Kaupo, Kahikinui, Kapalua and the Paia-Haiku areas have been identified by an “internationally recognized” energy resource consultant to be potential wind farm sites on Maui.
But consultant AWS Truepower based in New York said the areas could be hard to develop because they are in or near cultural sites, there may not be land available and projects would have community opposition because the wind farms could infringe on views and neighborhoods.
The sites were identified using data covering wind speeds, terrain, land ownership and other criteria in a report commissioned by Castle & Cooke Hawai’i, which has rights to develop a wind farm on Lanai.
In light of costs and the “speculative nature” of wind development on Maui, no more than 120 to 150 megawatts can be feasibly developed on the Valley Isle, according to Castle & Cooke. Company officials said they discussed the potential output with wind developers in the state.
“Moreover, even if 200 MW of wind are developed on Maui and a cable is constructed to bring the electricity to Oahu, that capacity will not satisfy HECO’s (Hawaiian Electric Wind Co.) need for additional wind power,” the developer said in a filing last week to the state Public Utilities Commission.
Currently, the PUC is seeking public comment on whether a high-voltage, Maui-Oahu undersea power cable would be in the public interest.
State Energy Administrator Mark Glick said at a Maui public hearing last month that connecting the grids would reduce electricity rates for both islands, lower wind energy curtailment or waste, reduce pollution from burning harmful fossil fuels and help Hawaii meet its clean energy goal of 40 percent renewable energy by 2030.
In its PUC filing, Castle & Cooke says it supports a cable from Maui County “to move abundant renewable energy resources to Oahu.”
But the filing adds that the interisland transmission system needs to offer the maximum number of feasible renewable generation resources and not just resources on Maui. The AWS report says that resources on Oahu and Maui are not enough to meet HECO’s needs.
The report also identified the Kahuku and Kahe areas on Oahu as possible wind farm sites.
Among other points, Castle & Cooke said “the only likely viable major wind resource on Maui is twice as far from Oahu as the wind resource on Lanai.”
The company said it commissioned the report “in light of the lack of information about the feasibility of further wind development on Maui and the importance of such information to the billion-dollar infrastructure decision which the (PUC) is poised to make in this and related dockets.”
Even after Castle & Cooke in 2012 sold more than 88,000 acres on Lanai to Larry Ellison, Oracle Corp.’s chief executive officer, Castle & Cooke retains the rights to develop a proposed wind farm on the island.
The project has for several years divided residents of the small island and fostered animosity against former island owner David Murdock, chairman of Castle & Cooke.
Last July, the PUC opened a proceeding to review the progress of the company’s Lanai wind project.
An opponent of wind farm development on Lanai, Robin Kaye, discredited the report Tuesday, saying that Castle & Cooke is citing community opposition, infringement of views and concern about cultural sites, as reasons the Maui farms would not work.
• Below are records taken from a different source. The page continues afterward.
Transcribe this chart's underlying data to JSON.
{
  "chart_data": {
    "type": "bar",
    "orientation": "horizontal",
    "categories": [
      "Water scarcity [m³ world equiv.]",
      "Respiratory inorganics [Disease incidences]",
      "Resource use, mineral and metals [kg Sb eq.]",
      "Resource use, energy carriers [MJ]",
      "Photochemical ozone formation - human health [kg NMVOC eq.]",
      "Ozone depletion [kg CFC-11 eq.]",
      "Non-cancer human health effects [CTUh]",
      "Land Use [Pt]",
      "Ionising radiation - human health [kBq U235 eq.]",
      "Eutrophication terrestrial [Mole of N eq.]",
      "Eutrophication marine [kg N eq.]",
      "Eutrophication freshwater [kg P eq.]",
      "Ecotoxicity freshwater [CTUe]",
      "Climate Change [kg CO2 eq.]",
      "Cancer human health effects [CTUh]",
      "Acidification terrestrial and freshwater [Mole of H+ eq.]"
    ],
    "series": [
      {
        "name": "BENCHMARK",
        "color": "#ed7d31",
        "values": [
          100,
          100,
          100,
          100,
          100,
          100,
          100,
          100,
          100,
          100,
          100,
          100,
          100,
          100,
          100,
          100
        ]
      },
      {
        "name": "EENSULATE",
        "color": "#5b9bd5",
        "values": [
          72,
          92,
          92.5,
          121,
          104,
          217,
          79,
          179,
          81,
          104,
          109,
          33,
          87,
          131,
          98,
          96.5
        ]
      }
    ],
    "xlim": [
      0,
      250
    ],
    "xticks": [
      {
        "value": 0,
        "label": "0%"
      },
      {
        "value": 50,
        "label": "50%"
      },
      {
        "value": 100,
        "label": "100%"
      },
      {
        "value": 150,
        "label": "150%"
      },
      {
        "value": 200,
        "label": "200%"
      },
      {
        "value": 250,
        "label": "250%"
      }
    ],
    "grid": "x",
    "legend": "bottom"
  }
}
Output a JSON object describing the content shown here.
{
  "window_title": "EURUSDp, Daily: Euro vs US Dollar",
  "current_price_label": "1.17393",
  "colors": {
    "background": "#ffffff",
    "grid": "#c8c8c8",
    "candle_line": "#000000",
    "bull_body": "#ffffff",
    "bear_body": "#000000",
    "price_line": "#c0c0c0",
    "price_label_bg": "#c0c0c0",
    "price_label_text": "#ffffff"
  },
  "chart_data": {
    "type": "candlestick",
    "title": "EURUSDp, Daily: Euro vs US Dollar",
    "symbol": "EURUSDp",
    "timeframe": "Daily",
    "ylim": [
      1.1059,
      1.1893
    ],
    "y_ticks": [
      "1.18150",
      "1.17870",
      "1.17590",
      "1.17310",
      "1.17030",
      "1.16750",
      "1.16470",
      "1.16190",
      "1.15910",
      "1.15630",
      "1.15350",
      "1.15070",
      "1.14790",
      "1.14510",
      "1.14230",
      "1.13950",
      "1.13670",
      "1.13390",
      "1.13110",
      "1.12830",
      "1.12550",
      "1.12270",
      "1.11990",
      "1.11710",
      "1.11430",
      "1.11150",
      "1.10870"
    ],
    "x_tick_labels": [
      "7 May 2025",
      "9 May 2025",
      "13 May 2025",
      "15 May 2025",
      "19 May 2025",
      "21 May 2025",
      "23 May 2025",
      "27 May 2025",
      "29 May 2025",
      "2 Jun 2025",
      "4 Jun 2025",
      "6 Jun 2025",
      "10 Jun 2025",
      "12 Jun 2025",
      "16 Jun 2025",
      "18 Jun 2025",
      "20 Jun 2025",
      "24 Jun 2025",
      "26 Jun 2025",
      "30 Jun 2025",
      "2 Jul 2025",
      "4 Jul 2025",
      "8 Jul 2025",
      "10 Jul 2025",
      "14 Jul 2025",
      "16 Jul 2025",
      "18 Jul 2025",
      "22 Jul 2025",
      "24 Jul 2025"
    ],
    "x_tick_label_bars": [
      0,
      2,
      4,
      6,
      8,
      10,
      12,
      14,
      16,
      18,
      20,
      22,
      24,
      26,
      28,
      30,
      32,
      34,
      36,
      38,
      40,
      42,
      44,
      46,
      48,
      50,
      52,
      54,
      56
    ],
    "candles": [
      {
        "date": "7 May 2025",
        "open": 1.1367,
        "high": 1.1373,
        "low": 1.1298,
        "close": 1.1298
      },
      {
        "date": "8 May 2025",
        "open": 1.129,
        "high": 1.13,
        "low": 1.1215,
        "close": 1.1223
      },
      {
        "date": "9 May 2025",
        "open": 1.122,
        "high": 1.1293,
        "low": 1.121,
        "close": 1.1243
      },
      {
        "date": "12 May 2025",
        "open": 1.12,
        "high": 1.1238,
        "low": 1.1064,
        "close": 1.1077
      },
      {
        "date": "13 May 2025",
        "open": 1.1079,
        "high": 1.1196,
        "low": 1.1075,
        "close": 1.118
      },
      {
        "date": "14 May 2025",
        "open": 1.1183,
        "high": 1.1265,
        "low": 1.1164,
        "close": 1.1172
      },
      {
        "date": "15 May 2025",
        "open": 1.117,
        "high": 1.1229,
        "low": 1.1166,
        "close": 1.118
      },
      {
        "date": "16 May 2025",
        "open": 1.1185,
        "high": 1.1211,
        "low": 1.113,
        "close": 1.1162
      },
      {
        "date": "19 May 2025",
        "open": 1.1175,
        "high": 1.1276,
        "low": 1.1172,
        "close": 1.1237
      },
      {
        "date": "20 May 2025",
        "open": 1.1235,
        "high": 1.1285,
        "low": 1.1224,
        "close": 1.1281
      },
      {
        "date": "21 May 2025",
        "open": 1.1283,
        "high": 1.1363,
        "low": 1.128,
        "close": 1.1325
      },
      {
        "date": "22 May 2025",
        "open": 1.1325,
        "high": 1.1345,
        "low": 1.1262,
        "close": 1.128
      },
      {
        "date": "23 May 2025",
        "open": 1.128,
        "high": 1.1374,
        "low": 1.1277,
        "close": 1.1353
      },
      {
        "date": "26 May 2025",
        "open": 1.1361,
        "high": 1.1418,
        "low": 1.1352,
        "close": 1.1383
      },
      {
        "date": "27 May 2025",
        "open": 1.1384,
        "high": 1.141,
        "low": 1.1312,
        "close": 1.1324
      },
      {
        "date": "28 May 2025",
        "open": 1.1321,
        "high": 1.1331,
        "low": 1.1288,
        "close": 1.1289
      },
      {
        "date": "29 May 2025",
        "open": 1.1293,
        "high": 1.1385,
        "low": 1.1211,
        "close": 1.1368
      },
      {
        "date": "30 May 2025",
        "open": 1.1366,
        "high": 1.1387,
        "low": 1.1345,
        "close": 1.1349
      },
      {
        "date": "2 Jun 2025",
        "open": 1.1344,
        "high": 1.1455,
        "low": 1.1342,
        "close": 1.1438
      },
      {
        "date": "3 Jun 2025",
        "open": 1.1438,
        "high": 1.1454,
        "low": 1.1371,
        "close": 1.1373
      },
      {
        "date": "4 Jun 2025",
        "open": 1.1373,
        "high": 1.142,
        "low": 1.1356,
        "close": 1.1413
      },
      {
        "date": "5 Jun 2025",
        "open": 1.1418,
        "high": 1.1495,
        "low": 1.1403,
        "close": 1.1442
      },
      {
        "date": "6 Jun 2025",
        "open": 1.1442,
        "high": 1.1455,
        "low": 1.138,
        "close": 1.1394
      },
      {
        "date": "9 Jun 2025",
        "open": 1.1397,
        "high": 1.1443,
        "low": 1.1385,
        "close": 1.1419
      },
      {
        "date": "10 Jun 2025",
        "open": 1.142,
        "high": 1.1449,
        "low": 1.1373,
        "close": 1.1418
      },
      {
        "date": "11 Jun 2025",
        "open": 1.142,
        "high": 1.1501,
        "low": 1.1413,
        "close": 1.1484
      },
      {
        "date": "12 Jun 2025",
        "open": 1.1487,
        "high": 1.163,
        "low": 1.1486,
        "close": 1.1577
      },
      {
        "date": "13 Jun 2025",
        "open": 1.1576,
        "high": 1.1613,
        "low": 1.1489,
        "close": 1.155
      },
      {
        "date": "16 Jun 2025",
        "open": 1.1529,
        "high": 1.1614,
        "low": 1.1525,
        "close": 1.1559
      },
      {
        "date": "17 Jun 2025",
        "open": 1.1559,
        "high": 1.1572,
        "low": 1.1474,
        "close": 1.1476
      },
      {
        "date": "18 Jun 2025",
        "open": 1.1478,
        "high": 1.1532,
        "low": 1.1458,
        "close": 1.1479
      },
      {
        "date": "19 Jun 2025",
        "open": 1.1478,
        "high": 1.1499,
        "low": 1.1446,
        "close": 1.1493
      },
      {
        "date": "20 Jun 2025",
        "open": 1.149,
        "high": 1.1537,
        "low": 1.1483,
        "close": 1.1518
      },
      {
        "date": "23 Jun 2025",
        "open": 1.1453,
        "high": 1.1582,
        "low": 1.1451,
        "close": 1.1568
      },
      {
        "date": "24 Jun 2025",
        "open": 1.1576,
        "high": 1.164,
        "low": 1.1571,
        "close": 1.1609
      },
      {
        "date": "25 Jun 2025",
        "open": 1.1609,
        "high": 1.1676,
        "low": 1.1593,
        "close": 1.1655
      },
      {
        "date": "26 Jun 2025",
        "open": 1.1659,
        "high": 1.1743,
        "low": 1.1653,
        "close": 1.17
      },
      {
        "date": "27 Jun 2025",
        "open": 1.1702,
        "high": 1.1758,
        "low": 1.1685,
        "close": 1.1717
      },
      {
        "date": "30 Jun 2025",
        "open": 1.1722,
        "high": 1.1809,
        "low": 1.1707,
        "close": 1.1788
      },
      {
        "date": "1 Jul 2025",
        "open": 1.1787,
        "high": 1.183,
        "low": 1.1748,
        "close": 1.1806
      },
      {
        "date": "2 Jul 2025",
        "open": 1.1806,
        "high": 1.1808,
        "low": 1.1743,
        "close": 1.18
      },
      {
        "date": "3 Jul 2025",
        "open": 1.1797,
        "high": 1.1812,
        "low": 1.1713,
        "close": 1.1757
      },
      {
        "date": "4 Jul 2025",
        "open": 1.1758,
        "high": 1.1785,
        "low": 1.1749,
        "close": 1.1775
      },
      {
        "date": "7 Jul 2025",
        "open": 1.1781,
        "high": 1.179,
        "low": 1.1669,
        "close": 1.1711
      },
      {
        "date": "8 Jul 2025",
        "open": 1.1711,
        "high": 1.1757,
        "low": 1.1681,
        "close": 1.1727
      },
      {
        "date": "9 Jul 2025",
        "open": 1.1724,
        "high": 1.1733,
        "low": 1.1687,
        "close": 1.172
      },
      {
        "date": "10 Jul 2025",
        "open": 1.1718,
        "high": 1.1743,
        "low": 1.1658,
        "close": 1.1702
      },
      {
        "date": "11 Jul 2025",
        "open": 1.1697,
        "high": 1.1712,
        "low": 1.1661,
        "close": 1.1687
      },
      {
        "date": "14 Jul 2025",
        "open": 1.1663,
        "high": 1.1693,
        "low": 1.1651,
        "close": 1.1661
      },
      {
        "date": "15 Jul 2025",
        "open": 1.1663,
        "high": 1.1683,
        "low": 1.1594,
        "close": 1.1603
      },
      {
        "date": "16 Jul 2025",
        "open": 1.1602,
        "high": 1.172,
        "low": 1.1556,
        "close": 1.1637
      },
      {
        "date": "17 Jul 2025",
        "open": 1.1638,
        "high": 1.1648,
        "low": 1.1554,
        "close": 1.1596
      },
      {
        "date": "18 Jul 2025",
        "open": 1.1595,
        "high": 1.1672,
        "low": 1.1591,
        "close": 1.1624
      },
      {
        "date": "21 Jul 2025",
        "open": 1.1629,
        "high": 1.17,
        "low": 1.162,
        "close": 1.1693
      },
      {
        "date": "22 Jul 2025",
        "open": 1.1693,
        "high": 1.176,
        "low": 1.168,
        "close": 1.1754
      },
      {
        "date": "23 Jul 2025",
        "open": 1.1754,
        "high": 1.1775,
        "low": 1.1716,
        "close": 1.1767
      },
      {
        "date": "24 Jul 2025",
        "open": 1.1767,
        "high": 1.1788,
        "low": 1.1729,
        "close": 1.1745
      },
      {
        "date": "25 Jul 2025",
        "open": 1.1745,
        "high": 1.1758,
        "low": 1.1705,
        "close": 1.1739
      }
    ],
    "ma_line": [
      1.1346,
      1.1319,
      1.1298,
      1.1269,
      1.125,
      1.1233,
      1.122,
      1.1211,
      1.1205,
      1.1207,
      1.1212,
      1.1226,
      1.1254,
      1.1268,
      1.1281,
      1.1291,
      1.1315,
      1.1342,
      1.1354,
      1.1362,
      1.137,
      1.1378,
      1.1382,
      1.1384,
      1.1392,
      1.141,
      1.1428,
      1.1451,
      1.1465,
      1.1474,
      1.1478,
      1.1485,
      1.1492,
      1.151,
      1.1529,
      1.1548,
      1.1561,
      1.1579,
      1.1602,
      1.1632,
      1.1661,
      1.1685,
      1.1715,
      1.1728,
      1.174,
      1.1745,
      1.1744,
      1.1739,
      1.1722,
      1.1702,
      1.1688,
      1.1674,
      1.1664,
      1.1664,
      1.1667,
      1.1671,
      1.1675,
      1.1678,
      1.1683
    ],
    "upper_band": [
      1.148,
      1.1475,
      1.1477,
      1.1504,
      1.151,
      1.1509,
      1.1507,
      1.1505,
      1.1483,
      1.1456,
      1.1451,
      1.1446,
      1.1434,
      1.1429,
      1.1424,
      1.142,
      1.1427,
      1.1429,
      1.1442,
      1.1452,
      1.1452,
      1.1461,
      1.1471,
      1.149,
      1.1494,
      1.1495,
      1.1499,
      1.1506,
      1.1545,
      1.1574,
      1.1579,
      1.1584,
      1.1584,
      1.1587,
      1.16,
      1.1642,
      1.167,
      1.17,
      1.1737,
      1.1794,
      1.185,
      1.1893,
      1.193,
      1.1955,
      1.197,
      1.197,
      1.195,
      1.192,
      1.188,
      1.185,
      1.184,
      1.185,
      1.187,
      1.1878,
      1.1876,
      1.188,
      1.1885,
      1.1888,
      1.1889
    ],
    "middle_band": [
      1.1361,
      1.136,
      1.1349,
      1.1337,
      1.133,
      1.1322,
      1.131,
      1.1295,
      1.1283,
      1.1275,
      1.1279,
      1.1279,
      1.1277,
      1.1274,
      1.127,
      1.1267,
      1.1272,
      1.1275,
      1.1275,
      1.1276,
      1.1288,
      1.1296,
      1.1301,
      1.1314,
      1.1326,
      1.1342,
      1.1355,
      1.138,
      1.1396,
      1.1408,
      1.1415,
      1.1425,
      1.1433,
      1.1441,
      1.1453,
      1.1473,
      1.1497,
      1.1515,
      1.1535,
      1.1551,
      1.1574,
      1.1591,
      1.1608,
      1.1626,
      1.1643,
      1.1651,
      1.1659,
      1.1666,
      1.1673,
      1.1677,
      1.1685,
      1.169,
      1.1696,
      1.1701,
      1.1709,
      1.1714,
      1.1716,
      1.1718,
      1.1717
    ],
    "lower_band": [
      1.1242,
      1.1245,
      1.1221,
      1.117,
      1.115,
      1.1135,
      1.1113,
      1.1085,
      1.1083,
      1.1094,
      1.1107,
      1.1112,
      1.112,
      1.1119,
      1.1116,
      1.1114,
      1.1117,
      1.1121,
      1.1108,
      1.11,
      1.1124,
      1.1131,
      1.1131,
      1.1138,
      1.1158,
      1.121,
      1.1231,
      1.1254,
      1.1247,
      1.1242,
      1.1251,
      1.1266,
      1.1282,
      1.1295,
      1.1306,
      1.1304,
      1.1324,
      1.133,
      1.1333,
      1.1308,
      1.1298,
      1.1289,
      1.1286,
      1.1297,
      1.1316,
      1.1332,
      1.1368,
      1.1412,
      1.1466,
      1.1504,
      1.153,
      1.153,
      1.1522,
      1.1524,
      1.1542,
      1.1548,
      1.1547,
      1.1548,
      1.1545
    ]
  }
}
However, he pointed out that those are the same reasons why Castle & Cooke’s wind farm project is still at a halt on Lanai.
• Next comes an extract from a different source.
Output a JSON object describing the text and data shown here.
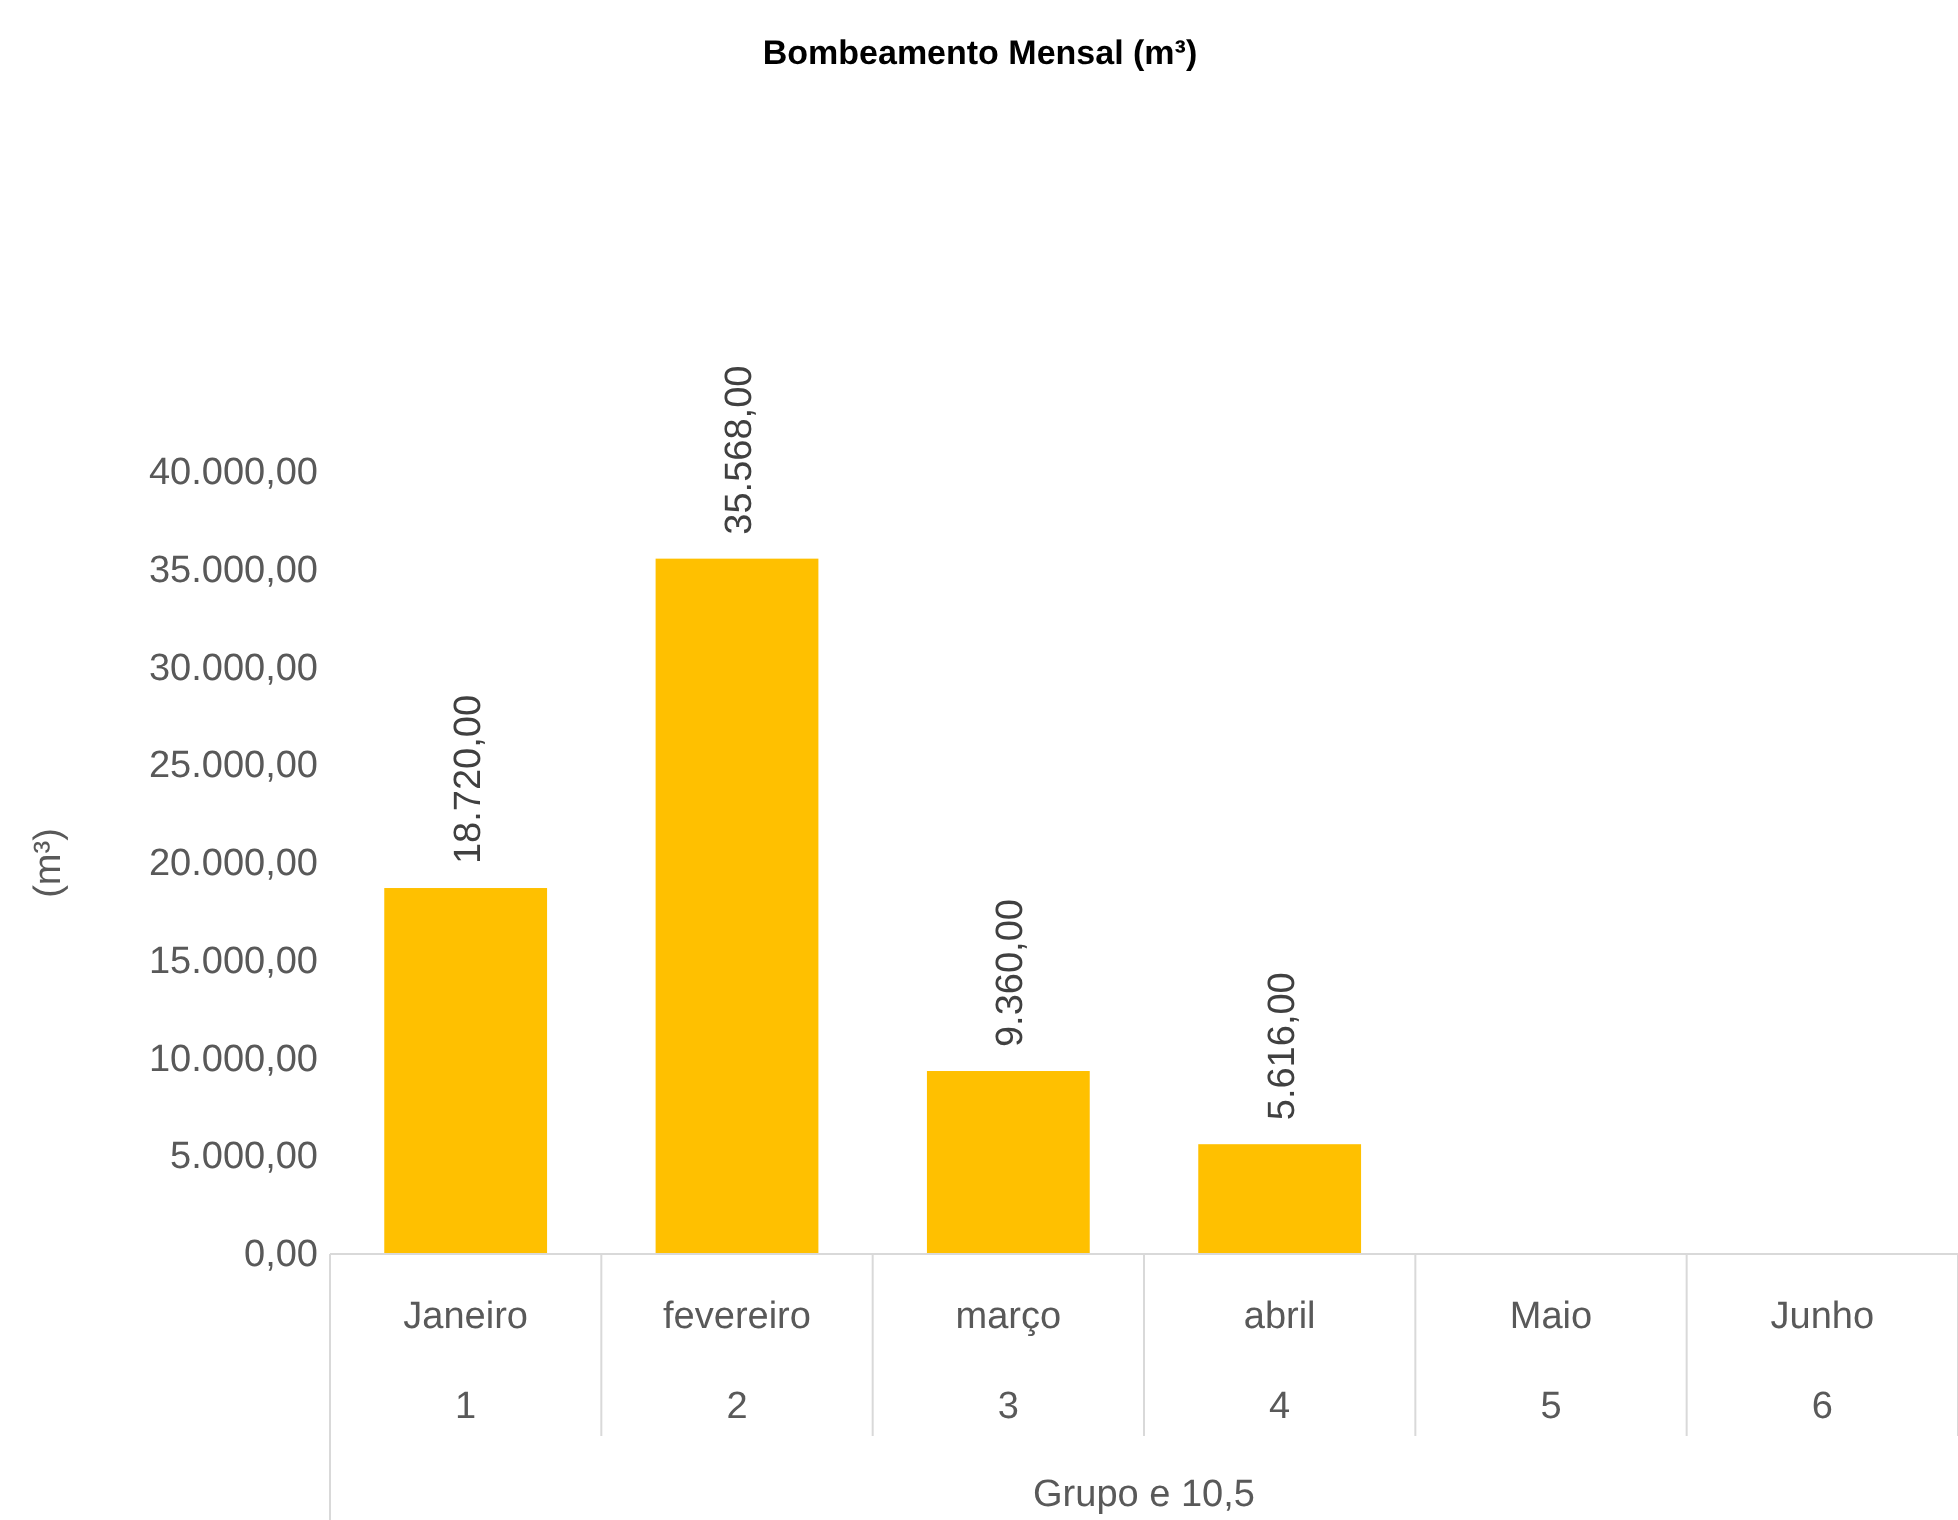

“They are just trying to downgrade Maui and bring back the (attention) to Lanai. It’s the same argument,” he said. “What’s changed? What we think is happening; they are just trying to sell the rights that they have. They are trying to position this (Lanai wind farm project) as ready to go as it is; (but) it’s not ready to go.”
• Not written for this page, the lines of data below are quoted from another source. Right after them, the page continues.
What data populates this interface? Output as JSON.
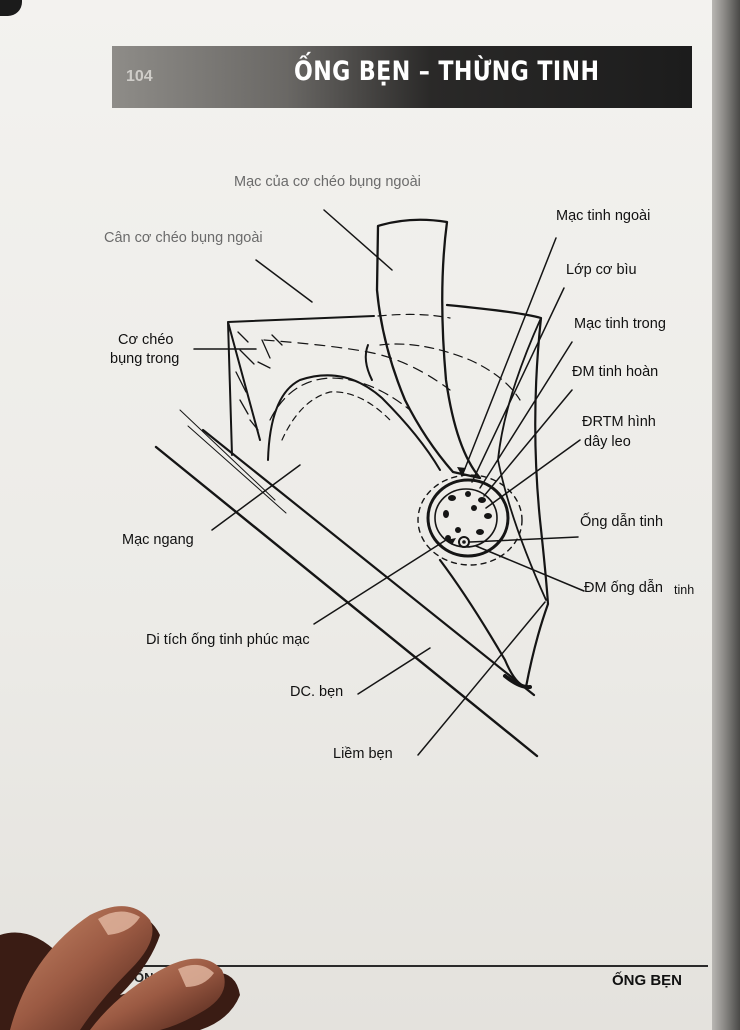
{
  "header": {
    "page_number": "104",
    "title": "ỐNG BẸN – THỪNG TINH"
  },
  "diagram": {
    "labels": {
      "mac_co_cheo_bung_ngoai": "Mạc của cơ chéo bụng ngoài",
      "can_co_cheo_bung_ngoai": "Cân cơ chéo bụng ngoài",
      "co_cheo_bung_trong_1": "Cơ chéo",
      "co_cheo_bung_trong_2": "bụng trong",
      "mac_ngang": "Mạc ngang",
      "di_tich_ong_tinh": "Di tích ống tinh phúc mạc",
      "dc_ben": "DC. bẹn",
      "liem_ben": "Liềm bẹn",
      "mac_tinh_ngoai": "Mạc tinh ngoài",
      "lop_co_biu": "Lớp cơ bìu",
      "mac_tinh_trong": "Mạc tinh trong",
      "dm_tinh_hoan": "ĐM tinh hoàn",
      "drtm_1": "ĐRTM hình",
      "drtm_2": "dây leo",
      "ong_dan_tinh": "Ống dẫn tinh",
      "dm_ong_dan_tinh_1": "ĐM ống dẫn",
      "dm_ong_dan_tinh_2": "tinh"
    }
  },
  "footer": {
    "left_fragment": "ỐNG",
    "right_title": "ỐNG BẸN"
  }
}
Kaye of the Friends of Lanai, a group that was formed for citizens who oppose the building of an industrial wind power plant for Oahu on Lanai, added: “Castle & Cooke is just not getting the message; it’s not going to happen.”
Maui County Energy Commissioner Doug McLeod said the report is “adding unnecessary confusion about the discussion” of the interisland cable issue.
He said the sites identified as potential wind farm areas exist on maps but are not realistic sites because there would be many concerns from the community and many other issues to overcome.
“Our overall message is that these maps are really not useful at this moment in time. They don’t represent real projects,” McLeod said.
According to the filing, the report says the Kaupo area identified would include Kaupo Ranch and land near the community center of Kaupo Store.
The Kahikinui area site would be adjacent to the existing Auwahi wind project owned by Sempra, which has publicly announced plans for expansion in the area. The Auwahi project is on Ulupalakua Ranch land, and the expansion would likely need to sit on land owned by the state Department of Hawaiian Homelands, the filing said.
Sites in the Paia, Pauwela and Kokomo area include the famous “Jaws” surf spot in Peahi. Other sites along the north shore are near Paia town and Haiku, where land is used for pastures or is being developed for residential use.
The Kapalua area includes the coast and ridges above the Napili, Kapalua, Honolua Bay and Honokahau areas. Some wind farm sites are “very close” to luxury homes in the golf course area of Kapalua.